Alright, so this is when you've got a bunch of monuments but they are all garbage and you really don't want to hold anything but are under contract to do a survey. So you can keep a record configuration and approximate an estimated position on the ground.

 
Posted : February 26, 2017 10:55 am
(@kent-mcmillan)
Posts: 11419
 

thebionicman, post: 415955, member: 8136 wrote: So you restored the lines without looking for any physical evidence on the ground, then set monuments without checking at your calculated points?

No, the reconstruction generated search coordinates, but there was no remaining physical evidence. In some cases, it was obvious that the river had washed the corners out and no search was necessary. The bearing trees from the original survey in 1887 were mostly cottonwoods which had grown along the banks of the Rio Grande before the Elephant Butte Dam in New Mexico completely changed the flow regime in the river. There were no traces of most of those bearing trees reported even back in 1910, probably partly because they were either used to make low dams in the river to divert water into irrigation channels or were cut for timber.

Since then, the fringes of the river that in the late 19th century had been farmed as low irrigated fields without regard to the boundaries of the original suveys had grown up in tamarix. In the 1950s a fairly good surveyor had attempted to locate the original suvey lines and had failed not only to find any original mark, but had failed spectacularly to even get close to the pattern of the original surveys. What is there is a great bulldozed floodplain that is now grown up in tamarix. It is a situation where the obliteration has been so complete that the best evidence is the records of the original surveys and an extremely sparse record of recoveries made more than 100 years ago. Star*Net was a very good solution for recontructing what had become phantoms.

 
Posted : February 26, 2017 3:18 pm
(@kent-mcmillan)
Posts: 11419
 

Another case where Star*Net is a truly brilliant solution is in downtown districts where the obliteration of evidence of the surveys made in the streets by the City Engineer has been nearly complete.
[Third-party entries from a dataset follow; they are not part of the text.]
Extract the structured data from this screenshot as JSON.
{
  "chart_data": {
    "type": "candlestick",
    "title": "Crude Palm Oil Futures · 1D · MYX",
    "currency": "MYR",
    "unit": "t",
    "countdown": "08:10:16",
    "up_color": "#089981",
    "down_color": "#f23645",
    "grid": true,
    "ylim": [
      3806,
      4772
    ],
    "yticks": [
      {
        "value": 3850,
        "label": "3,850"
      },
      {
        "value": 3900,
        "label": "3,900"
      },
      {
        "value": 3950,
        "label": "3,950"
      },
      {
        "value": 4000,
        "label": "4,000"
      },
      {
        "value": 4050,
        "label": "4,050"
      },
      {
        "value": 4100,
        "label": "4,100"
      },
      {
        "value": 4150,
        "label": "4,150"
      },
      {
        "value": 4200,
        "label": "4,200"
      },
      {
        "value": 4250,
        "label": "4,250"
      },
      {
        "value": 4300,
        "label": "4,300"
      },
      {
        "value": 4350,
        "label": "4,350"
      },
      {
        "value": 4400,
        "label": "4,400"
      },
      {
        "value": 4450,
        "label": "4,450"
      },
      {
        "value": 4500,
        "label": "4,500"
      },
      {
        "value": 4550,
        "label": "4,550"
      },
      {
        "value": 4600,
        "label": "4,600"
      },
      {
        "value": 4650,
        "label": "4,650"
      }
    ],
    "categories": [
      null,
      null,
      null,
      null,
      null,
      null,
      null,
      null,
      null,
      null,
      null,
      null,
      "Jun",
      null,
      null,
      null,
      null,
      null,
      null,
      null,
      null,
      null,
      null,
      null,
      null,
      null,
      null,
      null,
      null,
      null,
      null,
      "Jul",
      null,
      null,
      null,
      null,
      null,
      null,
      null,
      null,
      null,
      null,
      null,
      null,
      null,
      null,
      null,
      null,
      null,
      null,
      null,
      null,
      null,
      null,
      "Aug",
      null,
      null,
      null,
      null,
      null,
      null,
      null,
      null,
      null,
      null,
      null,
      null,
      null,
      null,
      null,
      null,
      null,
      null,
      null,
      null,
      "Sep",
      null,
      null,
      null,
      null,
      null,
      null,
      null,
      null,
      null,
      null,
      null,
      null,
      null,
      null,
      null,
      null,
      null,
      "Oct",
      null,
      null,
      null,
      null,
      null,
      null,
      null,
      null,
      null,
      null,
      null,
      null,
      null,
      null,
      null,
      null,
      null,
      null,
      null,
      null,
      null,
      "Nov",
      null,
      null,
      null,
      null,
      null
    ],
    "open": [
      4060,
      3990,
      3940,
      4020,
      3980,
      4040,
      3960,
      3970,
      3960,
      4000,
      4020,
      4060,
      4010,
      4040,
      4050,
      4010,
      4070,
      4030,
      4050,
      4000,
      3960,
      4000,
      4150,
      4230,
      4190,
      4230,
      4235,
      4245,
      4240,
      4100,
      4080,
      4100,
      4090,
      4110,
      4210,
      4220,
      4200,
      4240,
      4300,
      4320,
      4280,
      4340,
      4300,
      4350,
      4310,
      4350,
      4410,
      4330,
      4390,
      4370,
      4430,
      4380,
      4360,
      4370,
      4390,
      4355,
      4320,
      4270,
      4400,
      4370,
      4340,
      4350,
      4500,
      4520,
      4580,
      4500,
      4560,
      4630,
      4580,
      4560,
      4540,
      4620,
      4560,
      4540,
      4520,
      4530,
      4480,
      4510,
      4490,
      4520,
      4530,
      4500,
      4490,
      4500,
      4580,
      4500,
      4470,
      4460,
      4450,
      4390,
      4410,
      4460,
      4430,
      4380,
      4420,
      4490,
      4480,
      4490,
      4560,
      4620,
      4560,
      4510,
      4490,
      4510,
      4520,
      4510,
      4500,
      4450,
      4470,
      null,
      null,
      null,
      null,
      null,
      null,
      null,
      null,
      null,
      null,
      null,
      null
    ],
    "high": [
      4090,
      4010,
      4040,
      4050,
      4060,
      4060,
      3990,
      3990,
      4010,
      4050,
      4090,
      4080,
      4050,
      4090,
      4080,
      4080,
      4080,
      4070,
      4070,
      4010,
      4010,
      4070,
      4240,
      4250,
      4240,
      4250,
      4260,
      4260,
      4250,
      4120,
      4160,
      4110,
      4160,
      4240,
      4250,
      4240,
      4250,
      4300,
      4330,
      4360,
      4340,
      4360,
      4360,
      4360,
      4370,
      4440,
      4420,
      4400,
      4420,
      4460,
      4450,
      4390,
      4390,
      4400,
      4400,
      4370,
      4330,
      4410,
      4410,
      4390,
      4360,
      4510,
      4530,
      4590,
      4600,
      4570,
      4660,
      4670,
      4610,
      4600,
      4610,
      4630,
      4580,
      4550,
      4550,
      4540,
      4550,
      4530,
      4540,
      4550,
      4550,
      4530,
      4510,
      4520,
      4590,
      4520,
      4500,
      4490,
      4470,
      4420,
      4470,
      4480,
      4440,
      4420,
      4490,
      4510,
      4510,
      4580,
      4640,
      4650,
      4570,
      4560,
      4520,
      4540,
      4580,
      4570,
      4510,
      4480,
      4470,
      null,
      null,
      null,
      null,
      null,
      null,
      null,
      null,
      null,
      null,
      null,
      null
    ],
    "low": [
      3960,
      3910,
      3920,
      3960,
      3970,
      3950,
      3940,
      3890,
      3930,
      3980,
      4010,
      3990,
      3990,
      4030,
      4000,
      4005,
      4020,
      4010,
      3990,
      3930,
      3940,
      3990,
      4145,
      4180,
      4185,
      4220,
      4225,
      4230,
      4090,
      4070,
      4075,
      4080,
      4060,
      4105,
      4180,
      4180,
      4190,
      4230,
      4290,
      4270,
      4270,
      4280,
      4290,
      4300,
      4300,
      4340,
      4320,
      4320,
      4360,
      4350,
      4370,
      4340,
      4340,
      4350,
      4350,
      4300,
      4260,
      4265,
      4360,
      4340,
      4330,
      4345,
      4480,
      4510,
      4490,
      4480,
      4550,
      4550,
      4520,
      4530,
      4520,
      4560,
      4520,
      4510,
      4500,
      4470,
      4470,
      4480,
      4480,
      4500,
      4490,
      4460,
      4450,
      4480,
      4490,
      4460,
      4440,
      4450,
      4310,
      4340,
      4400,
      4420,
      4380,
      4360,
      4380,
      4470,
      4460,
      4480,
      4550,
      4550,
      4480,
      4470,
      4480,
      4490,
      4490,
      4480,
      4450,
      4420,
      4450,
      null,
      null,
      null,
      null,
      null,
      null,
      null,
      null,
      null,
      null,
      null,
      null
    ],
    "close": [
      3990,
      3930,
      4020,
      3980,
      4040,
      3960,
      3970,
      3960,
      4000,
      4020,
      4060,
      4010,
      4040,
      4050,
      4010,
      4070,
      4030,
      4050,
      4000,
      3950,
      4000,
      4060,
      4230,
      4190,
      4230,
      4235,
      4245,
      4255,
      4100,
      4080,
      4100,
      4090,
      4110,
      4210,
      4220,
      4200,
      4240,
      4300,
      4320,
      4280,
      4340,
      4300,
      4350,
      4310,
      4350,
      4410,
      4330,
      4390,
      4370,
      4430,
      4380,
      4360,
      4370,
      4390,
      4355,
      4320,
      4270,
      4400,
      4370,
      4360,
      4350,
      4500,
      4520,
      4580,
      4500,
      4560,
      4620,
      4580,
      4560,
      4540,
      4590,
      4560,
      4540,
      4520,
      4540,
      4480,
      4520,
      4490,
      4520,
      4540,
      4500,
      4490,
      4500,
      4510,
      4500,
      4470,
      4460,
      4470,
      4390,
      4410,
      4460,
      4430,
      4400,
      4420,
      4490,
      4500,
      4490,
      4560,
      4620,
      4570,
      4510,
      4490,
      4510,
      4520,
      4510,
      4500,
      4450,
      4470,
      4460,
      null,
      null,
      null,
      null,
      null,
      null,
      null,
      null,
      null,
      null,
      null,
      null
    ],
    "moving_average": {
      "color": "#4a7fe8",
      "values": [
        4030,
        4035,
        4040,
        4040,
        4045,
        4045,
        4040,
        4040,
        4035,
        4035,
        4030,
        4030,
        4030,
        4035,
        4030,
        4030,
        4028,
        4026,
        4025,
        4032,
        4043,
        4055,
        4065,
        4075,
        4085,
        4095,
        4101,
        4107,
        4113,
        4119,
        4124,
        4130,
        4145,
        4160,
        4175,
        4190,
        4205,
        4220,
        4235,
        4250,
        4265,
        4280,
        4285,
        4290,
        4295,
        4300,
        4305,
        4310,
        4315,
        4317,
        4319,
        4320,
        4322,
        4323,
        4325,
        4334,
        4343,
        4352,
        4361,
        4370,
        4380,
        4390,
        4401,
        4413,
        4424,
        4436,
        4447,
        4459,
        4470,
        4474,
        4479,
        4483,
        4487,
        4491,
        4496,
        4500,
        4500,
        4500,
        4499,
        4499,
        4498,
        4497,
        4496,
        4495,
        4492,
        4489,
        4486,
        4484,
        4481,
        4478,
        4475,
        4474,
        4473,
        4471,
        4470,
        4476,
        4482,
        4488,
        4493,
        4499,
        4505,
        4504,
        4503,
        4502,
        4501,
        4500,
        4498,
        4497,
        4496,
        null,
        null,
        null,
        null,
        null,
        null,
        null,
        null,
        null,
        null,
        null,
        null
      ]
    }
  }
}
In Austin, the City Engineer's work with transit and tape was excellent during the period from about 1913 through 1950 or so. There are, as a result very good records of networks that were surveyed across some districts that tied centerline monuments together that have since disappeared. If one can find and position a sufficient number of marks that remain, the adjustment of the transit and tape network via Star*Net is probably the best reconstruction possible.